Applying the law in Kohen I find that the Landlord in this case has not demonstrated a genuine intention to occupy the rental unit for at least one year for residential purposes because he intends to live in the rental unit only on a part-time basis. The Landlord’s application must therefore be dismissed. [3] The appellant submits that the Member erred in relying on this court’s decision in Kohen v. Warner, 2018 ONSC 3865 (Div. Ct.) because the Landlord’s plan in this case is “substantially more consistent and frequent” than the planned use in Kohen. He submits that the facts in Kohen show that the proposed use was for only 28% of the year while in this case it is for 72%, and as a result Kohen does not apply. In support of this submission, he relies on the Board decision in Boland v. Tarrant, 2024 ONLTB 55330, at para. 56, where the Board Member stated “… I am not convinced that living more than six months of the year in the rental unit is an infrequent or occasional use.”
[4] In my view, the Board did not err by relying on Kohen. The court in that case relied on MacDonald v. Richard, [2008] O.J. No. 6076 (Div. Ct.), which applied principles from two earlier cases, Wiazek v. Armstrong, [1994] O.J. No. 2737 (Gen. Div.), at paras. 61-62, and McDonald v. Smith, [1993] O.J. No. 1680 (Gen. Div.), at paras. 2-4. It is clear from all of these cases that the Member was correct in concluding that “temporary or part-time residency does not constitute ‘residential occupation’ under s. 48(1).” This interpretation is consistent with the remedial purpose of the Act and has consistently been applied in decisions of the Board: Kohen, at para. 12; Bale v. Budgell, 2025 ONLTB 85094, at paras. 28-29; Poupart v. Sakr, 2024 ONLTB 26760, at paras. 15-17; Cannon v. Moniz, 2025 ONLTB 67744, at para. 26; Sherar v. Lenchyshyn, 2024 ONLTB 640009, at para. 10; Sutherland-Cote v. Nicholas, 2024 ONLTB 12308, at para. 14.
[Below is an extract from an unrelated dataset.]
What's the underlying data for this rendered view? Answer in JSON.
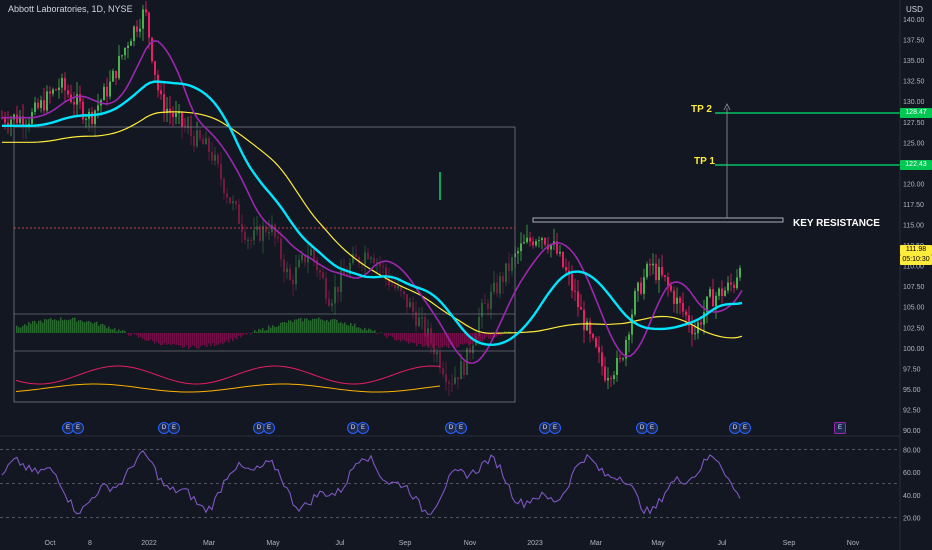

[5] Counsel for the appellant conceded in oral argument that he was unable to find a single Board decision in which a s. 48(1) eviction was based on part-time residency. This includes Boland v. Tarrant, on which the appellant relied, where the Landlord’s application was dismissed notwithstanding that the Board was “not convinced” that living in a rental unit for more than six months of the year was “infrequent or occasional” use.
[6] In any event, s. 210(1) of the Act provides that appeals from orders of the Board are “only on a question of law.” Even if part-time occupancy can constitute “residential occupation” for the purpose of s. 48(1) of the Act, whether it did so in this case is a question of mixed fact and law from which no appeal lies: Kohen, at para. 12.